Another basic theorem of Riemannian geometry says that there is, at any one point $p$ that you decide on (and then do not get to change), a coordinate system such that all the Christoffel symbols vanish (but only at that point, they do vary in a neighbourhood of p, no matter how small) and all the first derivatives of the metric tensor's components $g_{ij}$ vanish at $p$.

Now we are ready to answer your question, and since the question is covariant, independent of the coordinates, our answer will generally be true for any coordinate system even though we are doing our calculation in a very special coordinate system.

The volume form is unique so even in these coordinates, it is $\sqrt{-g}\wedge dy \wedge dz$. And since the Christoffel symbols are all zero at $p$, the covariant derivative in any direction, e.g. the three coordinate directions, is given by the usual partial derivative of these coordinates.

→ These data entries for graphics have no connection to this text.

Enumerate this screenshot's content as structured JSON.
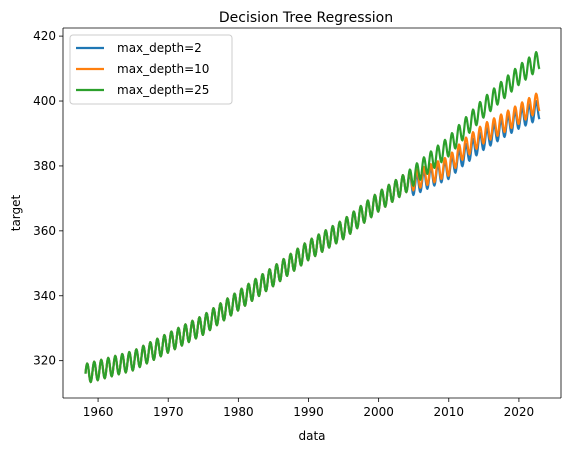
{
  "chart_data": {
    "type": "line",
    "title": "Decision Tree Regression",
    "xlabel": "data",
    "ylabel": "target",
    "xlim": [
      1955,
      2026
    ],
    "ylim": [
      308.5,
      422.5
    ],
    "xticks": [
      1960,
      1970,
      1980,
      1990,
      2000,
      2010,
      2020
    ],
    "yticks": [
      320,
      340,
      360,
      380,
      400,
      420
    ],
    "grid": false,
    "legend_position": "top-left",
    "series": [
      {
        "name": "max_depth=2",
        "color": "#1f77b4",
        "x": [
          1958.2,
          1960,
          1965,
          1970,
          1975,
          1980,
          1985,
          1990,
          1995,
          2000,
          2004,
          2005,
          2008,
          2010,
          2012,
          2015,
          2018,
          2020,
          2023
        ],
        "y": [
          316,
          317,
          320,
          325.5,
          331,
          338.5,
          346,
          354,
          360.5,
          369,
          375,
          374,
          377,
          379,
          383,
          388,
          392,
          394.5,
          397.5
        ],
        "seasonal_amplitude": 3
      },
      {
        "name": "max_depth=10",
        "color": "#ff7f0e",
        "x": [
          1958.2,
          1960,
          1965,
          1970,
          1975,
          1980,
          1985,
          1990,
          1995,
          2000,
          2004,
          2005,
          2008,
          2010,
          2012,
          2015,
          2018,
          2020,
          2023
        ],
        "y": [
          316,
          317,
          320,
          325.5,
          331,
          338.5,
          346,
          354,
          360.5,
          369,
          375,
          375.5,
          378,
          380,
          385,
          390,
          393.5,
          396,
          400
        ],
        "seasonal_amplitude": 3
      },
      {
        "name": "max_depth=25",
        "color": "#2ca02c",
        "x": [
          1958.2,
          1960,
          1965,
          1970,
          1975,
          1980,
          1985,
          1990,
          1995,
          2000,
          2004,
          2005,
          2008,
          2010,
          2012,
          2015,
          2018,
          2020,
          2023
        ],
        "y": [
          316,
          317,
          320,
          325.5,
          331,
          338.5,
          346,
          354,
          360.5,
          369,
          375,
          377,
          382.5,
          386,
          391,
          398,
          404,
          408,
          413
        ],
        "seasonal_amplitude": 3
      }
    ]
  }
}
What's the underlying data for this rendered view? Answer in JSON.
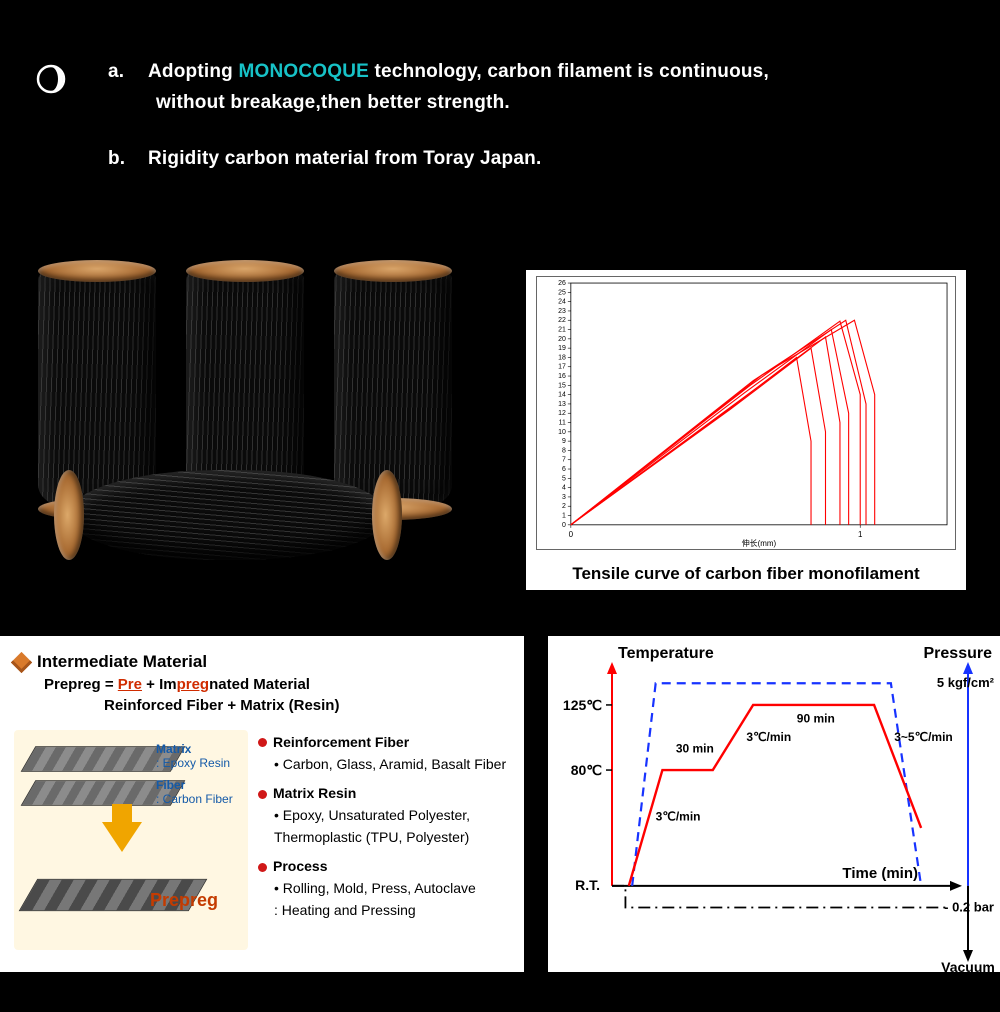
{
  "header": {
    "a_marker": "a.",
    "a_pre": "Adopting ",
    "a_highlight": "MONOCOQUE",
    "a_post": " technology, carbon filament is continuous,",
    "a_line2": " without breakage,then better strength.",
    "b_marker": "b.",
    "b_text": "Rigidity carbon material from Toray Japan."
  },
  "tensile_chart": {
    "caption": "Tensile curve of carbon fiber monofilament",
    "xlabel": "伸长(mm)",
    "ymax": 26,
    "ytick_step": 1,
    "xlim": [
      0,
      1.3
    ],
    "xticks": [
      0,
      1
    ],
    "line_color": "#ff0000",
    "axis_color": "#000000",
    "tick_fontsize": 7,
    "series": [
      {
        "x": [
          0,
          0.62,
          0.93,
          1.0,
          1.0
        ],
        "y": [
          0,
          15,
          21.9,
          14,
          0
        ]
      },
      {
        "x": [
          0,
          0.6,
          0.9,
          0.96,
          0.96
        ],
        "y": [
          0,
          14.2,
          21.0,
          12,
          0
        ]
      },
      {
        "x": [
          0,
          0.58,
          0.88,
          0.93,
          0.93
        ],
        "y": [
          0,
          13.3,
          20.2,
          11,
          0
        ]
      },
      {
        "x": [
          0,
          0.63,
          0.95,
          1.02,
          1.02
        ],
        "y": [
          0,
          15.5,
          22.0,
          13,
          0
        ]
      },
      {
        "x": [
          0,
          0.55,
          0.83,
          0.88,
          0.88
        ],
        "y": [
          0,
          12.4,
          19.0,
          10,
          0
        ]
      },
      {
        "x": [
          0,
          0.66,
          0.98,
          1.05,
          1.05
        ],
        "y": [
          0,
          16.1,
          22.0,
          14,
          0
        ]
      },
      {
        "x": [
          0,
          0.52,
          0.78,
          0.83,
          0.83
        ],
        "y": [
          0,
          11.8,
          18.0,
          9,
          0
        ]
      }
    ]
  },
  "prepreg": {
    "title": "Intermediate Material",
    "prepreg_line_pre": "Prepreg = ",
    "pre_word1": "Pre",
    "plus": " + Im",
    "pre_word2": "preg",
    "prepreg_line_post": "nated Material",
    "sub2": "Reinforced Fiber + Matrix (Resin)",
    "diag_matrix": "Matrix",
    "diag_matrix2": ": Epoxy Resin",
    "diag_fiber": "Fiber",
    "diag_fiber2": ": Carbon Fiber",
    "diag_prepreg": "Prepreg",
    "sections": [
      {
        "hdr": "Reinforcement Fiber",
        "items": [
          "• Carbon, Glass, Aramid, Basalt Fiber"
        ]
      },
      {
        "hdr": "Matrix Resin",
        "items": [
          "• Epoxy, Unsaturated Polyester,",
          "  Thermoplastic (TPU, Polyester)"
        ]
      },
      {
        "hdr": "Process",
        "items": [
          "• Rolling, Mold, Press, Autoclave",
          ": Heating and Pressing"
        ]
      }
    ],
    "bg_color": "#ffffff",
    "box_bg": "#fff7e2"
  },
  "cure_chart": {
    "temp_label": "Temperature",
    "pressure_label": "Pressure",
    "time_label": "Time (min)",
    "vacuum_label": "Vacuum",
    "pressure_value": "5 kgf/cm²",
    "vacuum_value": "- 0.2 bar",
    "rt_label": "R.T.",
    "ytick_125": "125℃",
    "ytick_80": "80℃",
    "ramp1": "3℃/min",
    "hold1": "30 min",
    "ramp2": "3℃/min",
    "hold2": "90 min",
    "ramp3": "3~5℃/min",
    "temp_color": "#ff0000",
    "pressure_color": "#1733ff",
    "vacuum_color": "#000000",
    "temp_profile": {
      "x": [
        0.05,
        0.15,
        0.3,
        0.42,
        0.78,
        0.92
      ],
      "y": [
        0,
        80,
        80,
        125,
        125,
        40
      ]
    },
    "pressure_profile": {
      "x": [
        0.06,
        0.13,
        0.83,
        0.92
      ],
      "y": [
        0,
        140,
        140,
        0
      ]
    },
    "vacuum_profile": {
      "x": [
        0.0,
        0.04,
        0.04,
        1.0
      ],
      "y": [
        0,
        0,
        -15,
        -15
      ]
    },
    "y_range": [
      -25,
      145
    ]
  }
}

With this set up, the ideas that other posters have attempted to communicate now work. Consider any directional derivative of $\sqrt{-g} dx \wedge dy \wedge dz$, e.g., $\frac \partial {\partial x} (\sqrt{-g}dx \wedge dy \wedge dz)$. By the Leibniz rule, for covariant derivatives, it is $(\frac \partial {\partial x} \sqrt{-g}) dx \wedge dy \wedge dz + \sqrt{-g}\frac \partial {\partial x}(dx \wedge dy \wedge dz)$.
As I remarked, these derivatives can be either the $x$-component of the covariant derivative of the tensor or the ordinary partial derivative with respect to $x$ of the component of the tensor, because the Christoffel symbols are zero.

But the partial of $g$ is zero since we assumed all first derivatives of the $g_{ij}$ in our coordinate system vanished. (It is also true that the covariant derivative of the metric tensor, and hence any function of it, also vanishes, in any coordinate system, but this is why.) So the first summand vanishes.

The second summand vanishes since all its components vanish: the coefficients of $dx \wedge dy \wedge dz$ are constant, so their partials vanish. This proves your formula.